左肩に「何かが憑く」感覚は分かるし、特定の人や場所にある「気」のようなものも感知してしまう。

しかも困ったことに、邪悪なものと穢いものばかり明確に察する。

おそらく怨念や欲得といった強い情念ほど滞留しやすく、私の貧弱なアンテナでも感知してしまうのだろう。

さて、わがヨンデーの近くにコンビニジムができた。

そこには駐車場がないので、利用者は近隣施設に無断駐車をするほかない。

わがヨンデーの前にも無断駐車をする女がいるが、なぜかクルマごと強烈にヤバい気を発しているのだ。

ちょっと感じたことのない凄さであるので、コンビニジムで存分に発散してもらいたい。

某月某日

とある巨大アパレル企業の創業社長が新入社員を前に「無知の知」という言葉を使ったとの記事を読み、この組織の衰亡を確信した。

「無知の知」ほど危険な言葉はない。

なぜなら自分と他人を同時に刺してしまう言葉だからだ。

たとえばこの創業社長のように、上の者が下の者に向ければ士気を削いで組織を弱らせるし、下の者が上の者を刺せばどちらも無傷では済まない。
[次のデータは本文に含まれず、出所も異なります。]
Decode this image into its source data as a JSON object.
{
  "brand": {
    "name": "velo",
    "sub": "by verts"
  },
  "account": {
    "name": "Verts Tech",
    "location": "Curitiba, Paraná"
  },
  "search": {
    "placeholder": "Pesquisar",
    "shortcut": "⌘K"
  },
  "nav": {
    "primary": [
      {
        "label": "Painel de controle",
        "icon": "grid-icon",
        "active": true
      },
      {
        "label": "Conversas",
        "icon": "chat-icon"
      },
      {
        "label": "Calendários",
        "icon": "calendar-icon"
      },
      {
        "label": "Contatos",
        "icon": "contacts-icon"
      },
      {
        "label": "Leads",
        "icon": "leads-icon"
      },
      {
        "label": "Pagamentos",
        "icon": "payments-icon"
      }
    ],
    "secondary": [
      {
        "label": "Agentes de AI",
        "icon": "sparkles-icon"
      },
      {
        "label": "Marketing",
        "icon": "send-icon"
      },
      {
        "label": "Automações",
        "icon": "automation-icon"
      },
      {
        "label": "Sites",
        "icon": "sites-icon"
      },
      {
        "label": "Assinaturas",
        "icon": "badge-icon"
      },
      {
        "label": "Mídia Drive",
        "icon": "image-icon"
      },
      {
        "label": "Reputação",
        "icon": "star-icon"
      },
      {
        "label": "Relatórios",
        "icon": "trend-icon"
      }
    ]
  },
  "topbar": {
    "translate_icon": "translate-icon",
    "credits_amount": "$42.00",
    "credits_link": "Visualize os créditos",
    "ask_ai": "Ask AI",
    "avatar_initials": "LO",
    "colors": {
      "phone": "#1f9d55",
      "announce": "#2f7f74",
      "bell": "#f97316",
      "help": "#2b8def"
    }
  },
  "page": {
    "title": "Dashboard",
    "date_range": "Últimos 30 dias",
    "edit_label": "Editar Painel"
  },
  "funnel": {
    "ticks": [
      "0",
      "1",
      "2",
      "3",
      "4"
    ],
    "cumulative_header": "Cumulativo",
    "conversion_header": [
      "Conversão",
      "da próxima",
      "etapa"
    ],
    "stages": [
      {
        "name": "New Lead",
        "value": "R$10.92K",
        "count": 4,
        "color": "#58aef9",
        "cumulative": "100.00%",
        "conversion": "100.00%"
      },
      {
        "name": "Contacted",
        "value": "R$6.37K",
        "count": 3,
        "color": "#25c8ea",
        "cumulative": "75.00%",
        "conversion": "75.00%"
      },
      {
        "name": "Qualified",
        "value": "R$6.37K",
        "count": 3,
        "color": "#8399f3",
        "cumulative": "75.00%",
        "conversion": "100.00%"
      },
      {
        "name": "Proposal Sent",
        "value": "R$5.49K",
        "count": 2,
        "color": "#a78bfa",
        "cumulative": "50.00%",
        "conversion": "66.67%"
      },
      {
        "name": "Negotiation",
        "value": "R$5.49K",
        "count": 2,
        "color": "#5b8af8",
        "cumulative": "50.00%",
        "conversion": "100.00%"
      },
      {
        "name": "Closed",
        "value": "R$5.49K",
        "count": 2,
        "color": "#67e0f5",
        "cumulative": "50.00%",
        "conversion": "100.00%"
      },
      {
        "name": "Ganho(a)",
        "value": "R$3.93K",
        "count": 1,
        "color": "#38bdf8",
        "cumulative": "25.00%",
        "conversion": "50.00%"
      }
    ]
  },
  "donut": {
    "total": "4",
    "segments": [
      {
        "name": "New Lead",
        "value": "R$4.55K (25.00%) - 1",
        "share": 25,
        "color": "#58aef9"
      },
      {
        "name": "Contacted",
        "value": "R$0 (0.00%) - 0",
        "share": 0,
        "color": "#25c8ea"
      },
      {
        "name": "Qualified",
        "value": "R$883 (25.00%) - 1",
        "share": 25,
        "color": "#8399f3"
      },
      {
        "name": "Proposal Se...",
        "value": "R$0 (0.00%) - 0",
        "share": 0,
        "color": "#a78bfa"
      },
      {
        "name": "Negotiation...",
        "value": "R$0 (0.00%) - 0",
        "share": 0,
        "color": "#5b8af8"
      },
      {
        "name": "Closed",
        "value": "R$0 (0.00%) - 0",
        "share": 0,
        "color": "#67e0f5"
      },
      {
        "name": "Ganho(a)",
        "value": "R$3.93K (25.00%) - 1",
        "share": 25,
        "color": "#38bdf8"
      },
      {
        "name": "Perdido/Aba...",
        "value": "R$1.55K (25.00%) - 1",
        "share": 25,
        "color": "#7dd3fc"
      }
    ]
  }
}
不勉強な怠け者が使えば嗤われるし、勤勉を気取る者が使っても軽蔑される。

ことほどさように厄介であるがゆえに、こうしたソクラテス主義的言葉は真理として棚上げされ祀られたのである。

ところが、そうした態度に我慢できない懐疑家がいた。

ニーチェである。

彼は「悲劇の誕生」において、ソクラテス主義者を芸術の根本原理ー理知主義では捉えきれぬものーを解さぬモグラ野郎と攻撃したが、これは同時に学者としての基盤である科学的合理主義をも攻撃することとなり、結果、論争にも敗れ学者生命を絶たれることとなる。

それでも一切の価値に懐疑の目を向け、価値転倒に挑んでいったこの哲学者は、様々な問いを投げかけたまま生を終えていく。

ところで長年ニーチェを読んできて思うが、彼の思想が何か人生の役に立ったという記憶はない。

それなのに、何度読んでも面白いから困る。

ウェイトトレーニングも同じで、健康のため、美容のため、といった「ためにする」トレーニングを職業として指導してはいるが、私自身がトレーニングをする動機はそこにはない。

何万回やってもただただ面白いから、トレーニングをしているのである。

何なら、いまさら効率とか成果とかどうでも良くて、やれない理由がない限りトレーニングは毎日やっている。

むしろ今となっては、意味や動機に縛られなければできないトレーニングなどやっても仕様がないとさえ思うのである。